Ludwig Forrer (1845-1921) gehörte um 1900 erst als freisinniger Nationalrat, später als Bundesrat zu den Hauptpromotoren der Kranken- und Unfallversicherung.

Forrer wuchs in bescheidenen Verhältnissen auf. Er studierte Rechtswissenschaft an der Universität Zürich, war vorübergehend Polizeioffizier und Staatsanwalt. 1873 eröffnete er ein Advokaturbüro in Winterthur. Als Anwalt verteidigte er 1891 erfolgreich die liberalen Tessiner Revolutionäre. Forrer schloss sich 1867 der demokratischen Bewegung an, die auf dem linken Flügel des Freisinns politisierte. Drei Jahre später wurde er Zürcher Kantonsrat. 1881 bis 1900 sass er als Mitglied der radikal-demokratischen Mehrheit im Nationalrat und war 1894 an der Gründung der Freisinnig-demokratischen Partei der Schweiz beteiligt. Als Angehöriger der «Winterthurer Schule» trat Forrer für die Erweiterung der demokratischen Volksrechte ein und befürwortete staatliche Eingriffe zur Lösung der «sozialen Frage». 1887 gab er zudem den Anstoss für die Vereinheitlichung von Zivil- und Strafrecht. Nach dem Scheitern der ersten Vorlage für die Kranken- und Unfallversicherung trat Forrer 1900 als Nationalrat zurück und übernahm die Leitung des Zentralamts für internationalen Eisenbahntransport. 1902 erfolgte die Wahl in den Bundesrat, dem Forrer bis 1917 angehörte. Längere Zeit leitete er das Post- und Eisenbahndepartement. 1917 trat er als Bundesrat zurück und übernahm erneut die Leitung des Zentralamts. Nur noch selten exponierte er sich politisch. So äusserte er sich zur Vorarlberger Frage und gehörte 1919 der Expertenkommission für eine Alters- und Invalidenversicherung an.

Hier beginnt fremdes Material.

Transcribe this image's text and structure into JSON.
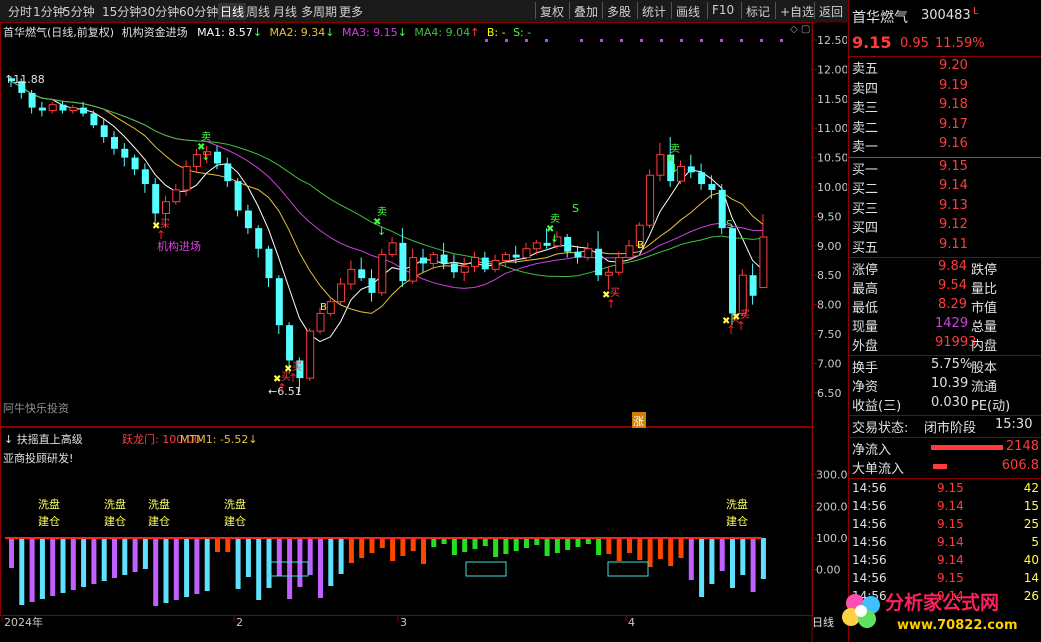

Forrers sozialpolitisches Engagement galt insbesondere der Einführung der Unfallversicherung. Er war überzeugter Befürworter des Versicherungsprinzips, das Lebensrisiken, die den einzelnen existenziell treffen konnten, auf eine grössere Risikogemeinschaft verteilt. Als Anwalt vertrat er regelmässig verunfallte Arbeiter vor Gericht. Dies noch zu Zeiten, als das Fabrikgesetz von 1877 eine Haftpflichtregelung bei Berufsunfällen vorgab. Forrer sah in der Unfallversicherung eine wichtige Weiterentwicklung der Haftpflicht, bei der die verunfallten Arbeiterinnen und Arbeiter ihre Entschädigung oft vor Gericht erstreiten mussten. Im Gegensatz dazu bot die Versicherung einen Rechtsanspruch auf eine automatische Entschädigung. Durch die Vergesellschaftung der Risiken reduzierte sich das Risiko der Unternehmer, für Arbeitsunfälle selbst aufkommen zu müssen. Forrer erhoffte sich nichts weniger als eine Befriedung der Arbeitsbeziehungen: «Haftpflicht bedeutet den Streit, Versicherung den Frieden.» 1890 betraute der Bundesrat Forrer damit, die Einführung einer staatlichen Unfallversicherung mit einer Denkschrift zu initiieren. Darin orientierte sich Forrer an den Bismarck’schen Sozialversicherungsgesetzen und schlug vor, eine obligatorische Unfallversicherung für alle Arbeiterinnen und Arbeiter im Industriesektor einzuführen. Um Abgrenzungsprobleme zu vermeiden, sollte die Krankenversicherung ebenfalls obligatorisch erklärt werden. Forrer präsidierte anschliessend die Kommissionen von National- und Ständerat, die die Verfassungsgrundlage für die Kranken- und Unfallversicherung gemeinsam vorbereiteten.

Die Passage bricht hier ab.